Monday, February 6, 2012

Just blowing smoke or essential pronunciation practice ritual?

(Caveat Emptor: If you as an instructor have serious issues with even reading a model piece from an outfit that provides custom essays for college students for a fee, you may want to avoid the link above! If you have never seen one of these "rhetorical pirates" in action, you may enjoy just checking out the sell, regardless. )

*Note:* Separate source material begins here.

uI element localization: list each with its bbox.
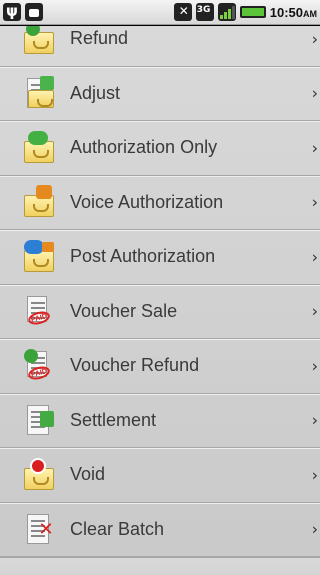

I stumbled onto this stock, freshman English-level essay on "Sacred Pipe Ritual" some time ago on the "Dreamessays.com" site. There are many like it out there. This particular essay does list the  "standard" set of ritual parameters of the pipe ceremony seen in many cultures world wide. What it highlights for us is the structure and functions of ritual in general. As noted in earlier posts, the EHIEP system is, on the one hand, highly ritualistic, using haptic video to lead learners (in the complete system) through around 30, 20-30 minute, fixed routines--8 done in class, 24 done as homework. Within the routines are a number of functions, from general learning readiness to anchoring of the essential sounds and sound patterns of English. Those functions are then readied to be carried over into the classroom or personal practice. Note the parallels between the "pipe" ritual elements and what has been described in earlier posts as the key elements of HICP work:

  • The pipe becomes the sole focus or center of attention, representing the center of the cosmos. (That may be stretching the analogy a bit!)
  • The design on the pipe bowl often resembles the trachea.
  • The gestures in the ritual are predominately pointing, either in the four directions or toward participants.
  • The two parts of the pipe, bowl and stem are ritually joined together, creating strong symbolism, especially of connection to nature and potency. (The parallel there to haptic events is striking--and worth a later post!)
  • The symbolism of the four directions has many manifestations, but, in essence, East relates to birth; West, to death; South to earth (or female/mother); North, to the sun (or male). From the several earlier posts on the phonaesthetics of the visual field and placement of sound patterns within them, the convergence is striking--assuming that the vowel matrix is positioned so that front vowels are to the right, versus the standard IPA left to right orientation.
  • Finally, the physical presence of the smoke can take on any number of symbolic functions in unifying the experience for the participants. (There is a great deal of smoke and mirrors in the field today!)
Going back to the previous post. Once you have articulated your approach to pronunciation systematically, examine the ritual inherent in it and how that should relate to integration into spontaneous speech. That is where we are headed today with the accessibility of virtual technology. Put that in your pipe and smoke it!